つまり、日本人死亡者減の貢献を100%タミフルに帰したというかなり非現実的な仮説を立てたとしても、5000人以上処方しないと1人の命を救えないのです。早期受診とか国民皆保険とか、他の様々な要素が絡むでしょうから、現実にはNNTはさらに増えます。では、タミフルの副作用、耐性、コストといったリスクを勘案して、この(少なくとも)5000人以上という数字は正当化されるでしょうか。
抗ウイルス薬がインフルエンザの治療に貢献していることは間違いないと僕は思います。重症化の減少や重症患者の死亡率低下にも寄与している可能性も高いと考えます。では、そのことをもって、「だれでもインフルエンザであれば必ず抗ウイルス薬」という結論でよいのでしょうか?「出す」「出さない」という二者択一の議論でよいのでしょうか?ここは平坦な議論ではなく、重層的な大人の議論が必要になると思います。「どういう条件下では、タミフルの利益が不利益を明らかに上回り、その処方が正当化されるのか?」といったような。
耐性ウイルスの懸念についてこんな話があります。タミフル耐性が出てもリレンザ(ザナミビル)がある。最近承認されたばかりの注射薬、ペラミビルという薬もある。実はその他にも、現在開発中の抗インフルエンザ薬がいくつかある。もしタミフル耐性ウイルスがでても、また新しいインフルエンザの薬を開発すればよいではないか。
我々はこれにとてもよく似た話を知っています。
1950年代にペニシリン耐性菌が増えたとき、それではと耐性菌を払拭するような抗菌薬を開発しました。

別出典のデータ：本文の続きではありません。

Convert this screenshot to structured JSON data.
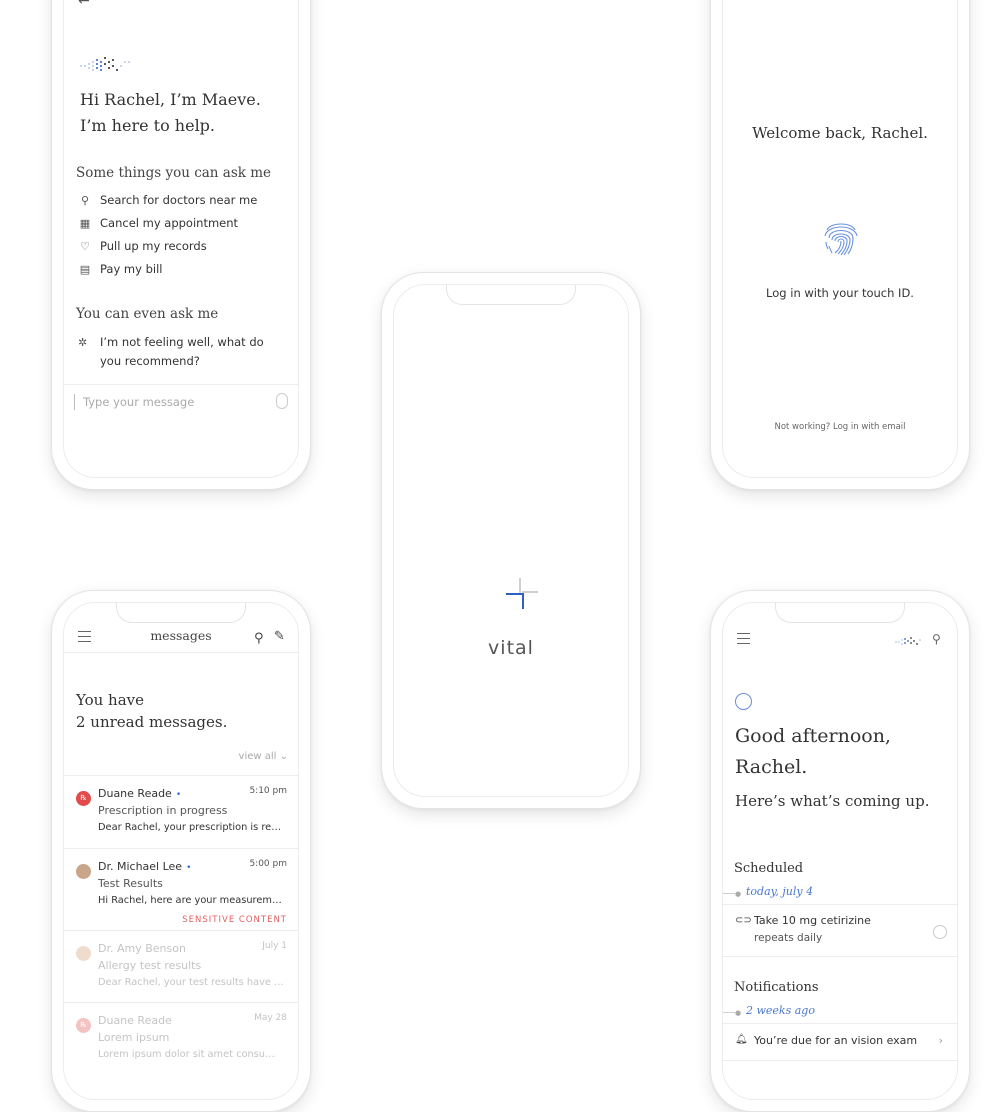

セファロスポリンが第1世代、第2世代、第3世代と開発されていきます。ニューキノロン系抗菌薬ができ、カルバペネムができ、、、その一方で、我々は何と直面しなければならなかったでしょうか。そう、MRSAです。ほとんど既存の抗菌薬が通用しないMRSAのために多くの患者さんが亡くなり、「院内感染」や「MRSA」は一般にも通用する言葉になってしまいました。現在ではMRSA感染症を治療する抗菌薬は複数存在します。その一方、グラム陰性菌の耐性化は近年進んでいます。そのスピードは、新たな抗菌薬の開発のスピードよりも遙かに速いのです。
我々は歴史から学ばなければなりません。賢者は歴史に学び、愚者は経験に学ぶという言葉があるとおりです。耐性化−>新しい薬という構図はいつか破綻します。そのことを我々は歴史から学んでいるはずです。だから、単純に平坦に物事を考えるのではなく、複雑に重層的に、しっかりとゆっくりとものを考えなければいけないのです。そのための適切な抗菌薬使用なのですね。